Вольфганг с самого утра был не в духе. И даже встреча с лучшим другом и соседом по парте, никогда не унывающим, неистощимым на выдумки Чемом, и его жизнерадостное приветствие не прибавили ему настроения.
– Дружище, не делай такого лица, – с вызывающей ухмылкой воскликнул Чем, – у нас через две недели каникулы, и, кроме того, только не оборачивайся, но сейчас, прямо в этот момент, она смотрит на тебя, клянусь!
– Что? Правда? – Вольфганг завертел головой по сторонам, пока не заметил ее. Свеня. Она стояла вместе с парой девчонок из параллельного класса и, конечно же, не смотрела на него.
– Сейчас-то уже нет, – буркнул Чем, – ты ее спугнул, когда вертелся.
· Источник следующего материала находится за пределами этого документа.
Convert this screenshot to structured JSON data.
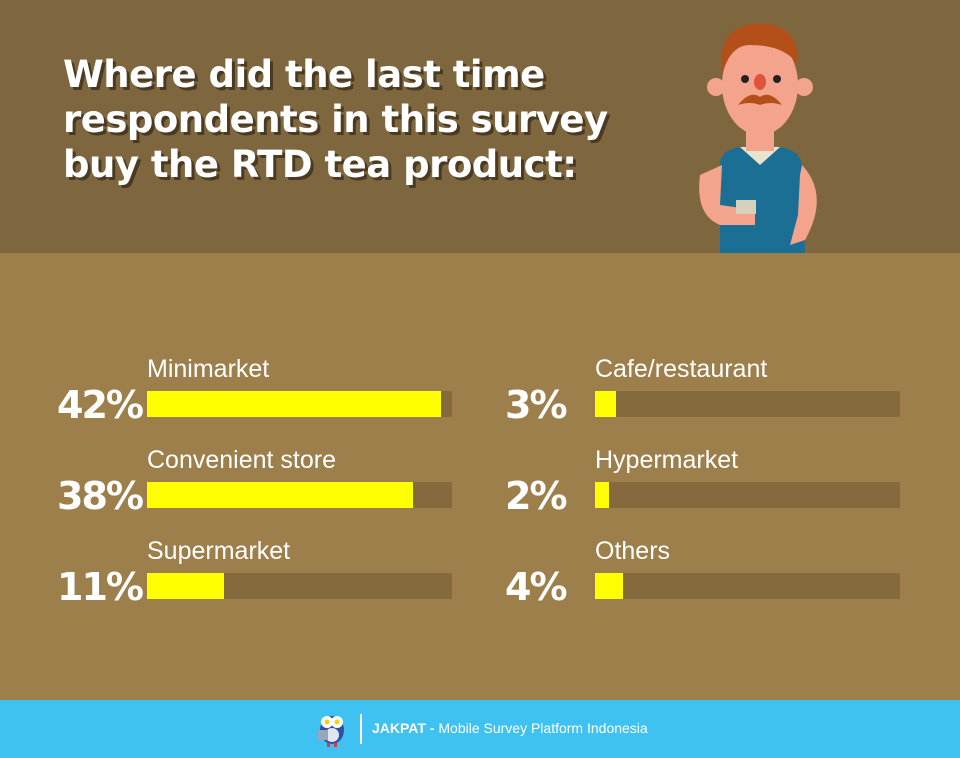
{
  "title": "Where did the last time respondents in this survey buy the RTD tea product:",
  "chart_data": {
    "type": "bar",
    "title": "Where did the last time respondents in this survey buy the RTD tea product:",
    "categories": [
      "Minimarket",
      "Convenient store",
      "Supermarket",
      "Cafe/restaurant",
      "Hypermarket",
      "Others"
    ],
    "values": [
      42,
      38,
      11,
      3,
      2,
      4
    ],
    "labels": [
      "42%",
      "38%",
      "11%",
      "3%",
      "2%",
      "4%"
    ],
    "unit": "%",
    "colors": {
      "fill": "#ffff00",
      "track": "#846a3d",
      "background": "#9c7f4b",
      "header": "#7e663e"
    }
  },
  "footer": {
    "brand": "JAKPAT -",
    "tagline": "Mobile Survey Platform Indonesia",
    "color": "#3fc1f1",
    "logo": "owl-mascot-icon"
  }
}
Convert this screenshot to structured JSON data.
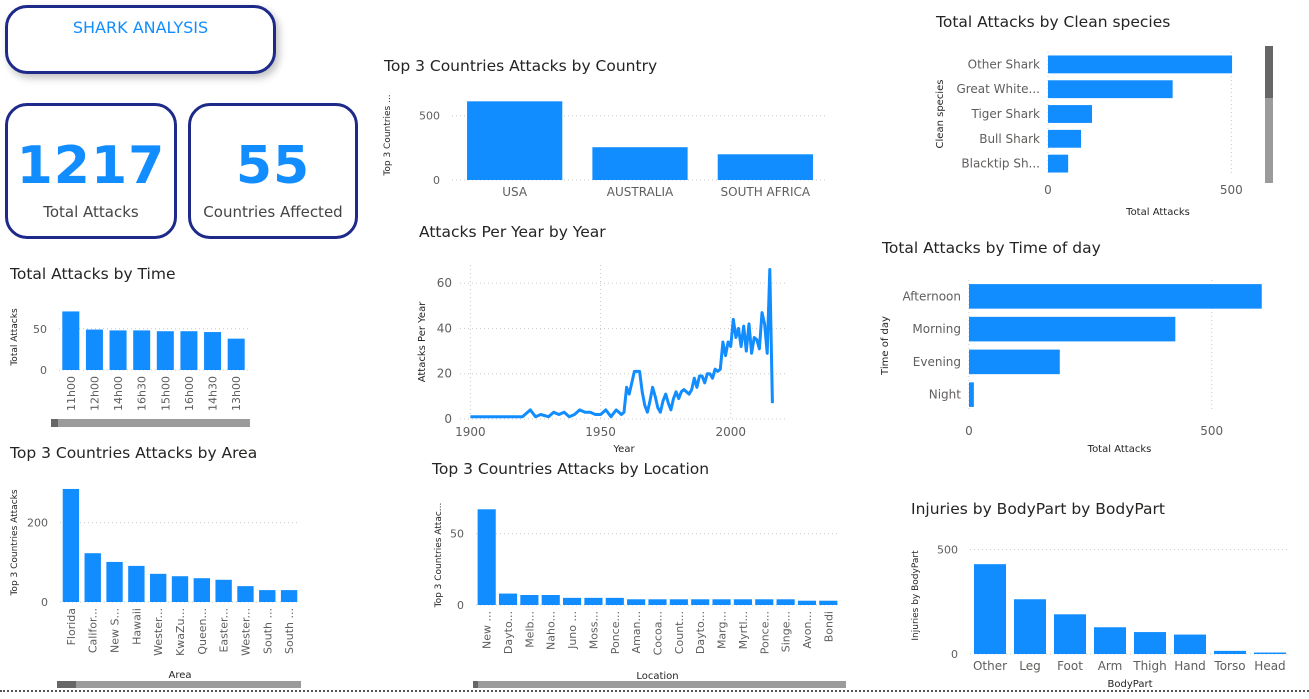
{
  "header": {
    "title": "SHARK ANALYSIS"
  },
  "kpis": {
    "total_attacks": {
      "value": "1217",
      "label": "Total Attacks"
    },
    "countries": {
      "value": "55",
      "label": "Countries Affected"
    }
  },
  "colors": {
    "bar": "#118dff",
    "border": "#1d2a8a",
    "grid": "#c8c8c8",
    "text": "#605e5c"
  },
  "chart_data": [
    {
      "id": "time",
      "type": "bar",
      "title": "Total Attacks by Time",
      "xlabel": "",
      "ylabel": "Total Attacks",
      "categories": [
        "11h00",
        "12h00",
        "14h00",
        "16h30",
        "15h00",
        "16h00",
        "14h30",
        "13h00"
      ],
      "values": [
        71,
        49,
        48,
        48,
        47,
        47,
        46,
        38
      ],
      "yticks": [
        0,
        50
      ],
      "ylim": [
        0,
        80
      ]
    },
    {
      "id": "area",
      "type": "bar",
      "title": "Top 3 Countries Attacks by Area",
      "xlabel": "Area",
      "ylabel": "Top 3 Countries Attacks",
      "categories": [
        "Florida",
        "Califor...",
        "New S...",
        "Hawaii",
        "Wester...",
        "KwaZu...",
        "Queen...",
        "Easter...",
        "Wester...",
        "South ...",
        "South ..."
      ],
      "values": [
        285,
        123,
        101,
        91,
        71,
        65,
        60,
        56,
        40,
        30,
        30
      ],
      "yticks": [
        0,
        200
      ],
      "ylim": [
        0,
        300
      ]
    },
    {
      "id": "country",
      "type": "bar",
      "title": "Top 3 Countries Attacks by Country",
      "xlabel": "",
      "ylabel": "Top 3 Countries ...",
      "categories": [
        "USA",
        "AUSTRALIA",
        "SOUTH AFRICA"
      ],
      "values": [
        612,
        255,
        200
      ],
      "yticks": [
        0,
        500
      ],
      "ylim": [
        0,
        700
      ]
    },
    {
      "id": "year",
      "type": "line",
      "title": "Attacks Per Year by Year",
      "xlabel": "Year",
      "ylabel": "Attacks Per Year",
      "x": [
        1900,
        1905,
        1910,
        1915,
        1920,
        1923,
        1925,
        1927,
        1930,
        1932,
        1934,
        1936,
        1938,
        1940,
        1942,
        1944,
        1946,
        1948,
        1950,
        1952,
        1954,
        1956,
        1958,
        1959,
        1960,
        1961,
        1962,
        1963,
        1964,
        1965,
        1966,
        1967,
        1968,
        1969,
        1970,
        1971,
        1972,
        1973,
        1974,
        1975,
        1976,
        1977,
        1978,
        1979,
        1980,
        1981,
        1982,
        1983,
        1984,
        1985,
        1986,
        1987,
        1988,
        1989,
        1990,
        1991,
        1992,
        1993,
        1994,
        1995,
        1996,
        1997,
        1998,
        1999,
        2000,
        2001,
        2002,
        2003,
        2004,
        2005,
        2006,
        2007,
        2008,
        2009,
        2010,
        2011,
        2012,
        2013,
        2014,
        2015,
        2016
      ],
      "y": [
        1,
        1,
        1,
        1,
        1,
        4,
        1,
        2,
        1,
        3,
        2,
        3,
        1,
        2,
        4,
        3,
        3,
        2,
        2,
        4,
        1,
        4,
        2,
        3,
        14,
        11,
        16,
        21,
        21,
        21,
        12,
        6,
        3,
        8,
        14,
        10,
        5,
        3,
        8,
        11,
        7,
        4,
        9,
        12,
        9,
        12,
        13,
        12,
        11,
        13,
        18,
        14,
        19,
        19,
        16,
        20,
        20,
        18,
        22,
        21,
        22,
        34,
        28,
        34,
        32,
        44,
        36,
        40,
        32,
        41,
        30,
        42,
        29,
        36,
        35,
        31,
        47,
        42,
        29,
        66,
        7
      ],
      "xticks": [
        1900,
        1950,
        2000
      ],
      "yticks": [
        0,
        20,
        40,
        60
      ],
      "xlim": [
        1896,
        2022
      ],
      "ylim": [
        0,
        68
      ]
    },
    {
      "id": "location",
      "type": "bar",
      "title": "Top 3 Countries Attacks by Location",
      "xlabel": "Location",
      "ylabel": "Top 3 Countries Attac...",
      "categories": [
        "New ...",
        "Dayto...",
        "Melb...",
        "Naho...",
        "Juno ...",
        "Moss...",
        "Ponce...",
        "Aman...",
        "Cocoa...",
        "Count...",
        "Dayto...",
        "Marg...",
        "Myrtl...",
        "Ponce...",
        "Singe...",
        "Avon...",
        "Bondi"
      ],
      "values": [
        67,
        8,
        7,
        7,
        5,
        5,
        5,
        4,
        4,
        4,
        4,
        4,
        4,
        4,
        4,
        3,
        3
      ],
      "yticks": [
        0,
        50
      ],
      "ylim": [
        0,
        70
      ]
    },
    {
      "id": "species",
      "type": "bar",
      "orientation": "horizontal",
      "title": "Total Attacks by Clean species",
      "xlabel": "Total Attacks",
      "ylabel": "Clean species",
      "categories": [
        "Other Shark",
        "Great White...",
        "Tiger Shark",
        "Bull Shark",
        "Blacktip Sh..."
      ],
      "values": [
        502,
        340,
        120,
        90,
        55
      ],
      "xticks": [
        0,
        500
      ],
      "xlim": [
        0,
        600
      ]
    },
    {
      "id": "timeofday",
      "type": "bar",
      "orientation": "horizontal",
      "title": "Total Attacks by Time of day",
      "xlabel": "Total Attacks",
      "ylabel": "Time of day",
      "categories": [
        "Afternoon",
        "Morning",
        "Evening",
        "Night"
      ],
      "values": [
        603,
        425,
        187,
        10
      ],
      "xticks": [
        0,
        500
      ],
      "xlim": [
        0,
        620
      ]
    },
    {
      "id": "bodypart",
      "type": "bar",
      "title": "Injuries by BodyPart by BodyPart",
      "xlabel": "BodyPart",
      "ylabel": "Injuries by BodyPart",
      "categories": [
        "Other",
        "Leg",
        "Foot",
        "Arm",
        "Thigh",
        "Hand",
        "Torso",
        "Head"
      ],
      "values": [
        430,
        262,
        190,
        128,
        105,
        93,
        15,
        7
      ],
      "yticks": [
        0,
        500
      ],
      "ylim": [
        0,
        560
      ]
    }
  ]
}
Первым уроком была биология. В школе еще царило то, что Чем обозвал «клономанией». Две недели назад кубинский врач по имени Фраскуэло Азнар шокировал общественность заявлением, что шестнадцать лет назад он по инициативе немецкого ученого, который работал вместе с ним, клонировал человека, тот щедро заплатил ему и не назвал своего имени. С тех пор пресса не знала другой темы, всех интересовало, кто этот клон. Несколько лет назад, в результате неудачного эксперимента, Азнар ослеп и не мог опознать своего бывшего коллегу ни по фотографиям с конференций, ни каким-либо иным способом, что делало интригу еще более захватывающей.
Весь преподавательский состав ширнтальской гимназии впал в клоновую лихорадку. Игнорируя официальный учебный план, каждый учитель старался рассказать на своем уроке о том, что хотя бы отдаленно имело отношение к клонам. Одним словом, началась клономания.
На уроке биологии сделать это было легче всего – тема деления и размножения клеток предлагала широкое поле для повторения и углубленного изучения предмета. Но в понедельник утром завесить окна биологического кабинета и бесконечно показывать слайды делящихся клеток – это было слишком даже для Халата, – так ученики прозвали преподавателя биологии, доктора Кистнера, за вечно болтающийся на его сухопарой фигуре белый лаборантский халат.
– Ты должен с ней поговорить, – убеждал Вольфганга Чем, пока Халат рассказывал что-то, дергая указкой у экрана, – иначе ничего не получится.
Вольфганг угрюмо уставился на очередной слайд, показывающий окруженную сперматозоидами яйцеклетку.